Taylor eventually posted 63 off 82 on a green-tinged pitch before mistiming a flick to short fine leg off Taskin.
New Zealand were 201 for four in the 39th over.
The hiccups came when Mosaddek Hossain began his second over, the 44th of the innings.
The 21-year-old off-spinner dismissed Neil Broom for 36 off 40 balls from his first delivery. The New Zealand No.5 skewed a leading edge behind point, as he swung for the legside. A single to Jimmy Neesham brought Corey Anderson on strike. He was adjudged lbw first ball. Neesham advised a review but the DRS left little doubt.
Mosaddek continued his destruction by getting a ball to hold its line to Neesham around the wicket in the next over. The left-hander played for the spin and was stumped for 23 off 24 balls.
Mosaddek finished with three for 13 from three overs but was supported by Taskin (two for 43 off eight) and Rubel (one for 60 off 10).
Mitchell Santner (13 off 16 balls) and Southee (10 off five) were not out.
If Australia lose to England at Birmingham tomorrow, Bangladesh reach the semi-finals.
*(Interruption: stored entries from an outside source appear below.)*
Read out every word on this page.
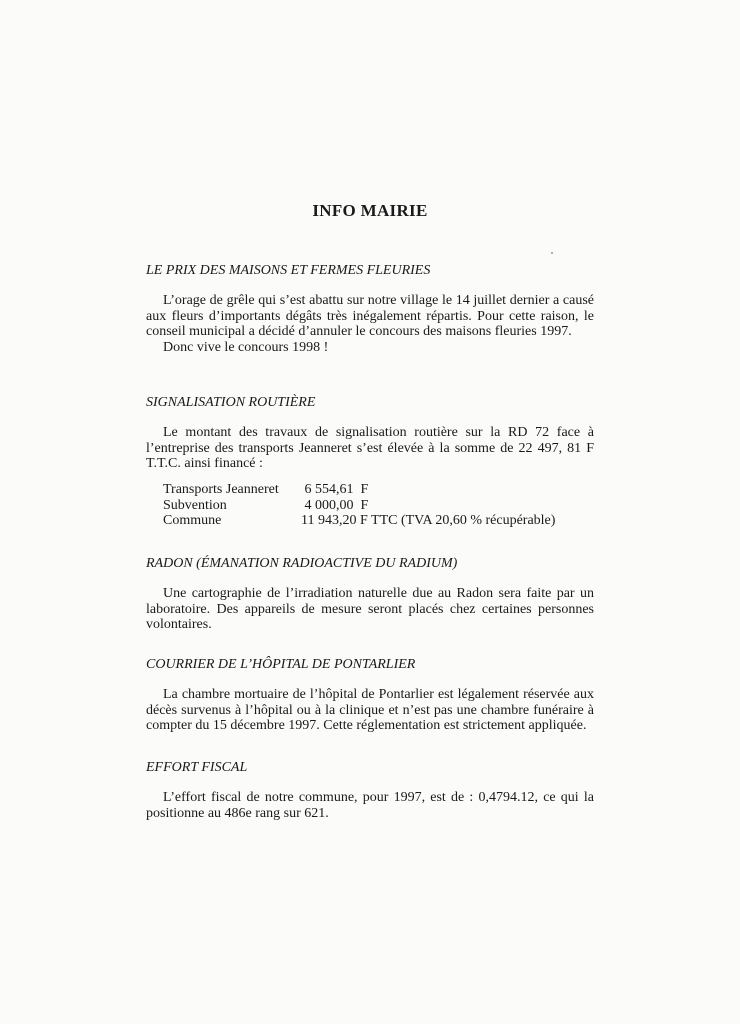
INFO MAIRIE

LE PRIX DES MAISONS ET FERMES FLEURIES

L’orage de grêle qui s’est abattu sur notre village le 14 juillet dernier a causé aux fleurs d’importants dégâts très inégalement répartis. Pour cette raison, le conseil municipal a décidé d’annuler le concours des maisons fleuries 1997.

Donc vive le concours 1998 !

SIGNALISATION ROUTIÈRE

Le montant des travaux de signalisation routière sur la RD 72 face à l’entreprise des transports Jeanneret s’est élevée à la somme de 22 497, 81 F T.T.C. ainsi financé :

Transports Jeanneret	6 554,61  F
Subvention	4 000,00  F
Commune	11 943,20 F TTC (TVA 20,60 % récupérable)

RADON (ÉMANATION RADIOACTIVE DU RADIUM)

Une cartographie de l’irradiation naturelle due au Radon sera faite par un laboratoire. Des appareils de mesure seront placés chez certaines personnes volontaires.

COURRIER DE L’HÔPITAL DE PONTARLIER

La chambre mortuaire de l’hôpital de Pontarlier est légalement réservée aux décès survenus à l’hôpital ou à la clinique et n’est pas une chambre funéraire à compter du 15 décembre 1997. Cette réglementation est strictement appliquée.

EFFORT FISCAL

L’effort fiscal de notre commune, pour 1997, est de : 0,4794.12, ce qui la positionne au 486e rang sur 621.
However, rain is forecast, meaning Australia could exit without playing a game.
The competition rules state if teams are equal on points, the team with the most wins in group matches will be placed in the higher position.
Bangladesh won by five wickets with 10 balls to spare chasing 271 against New Zealand in their previous meeting in Dublin; the first time they had triumphed in 17 ODIs against the Black Caps away from home.
That clearly bred confidence after losing the series in New Zealand 3-0 over summer. Cardiff was a triumph for their developing game.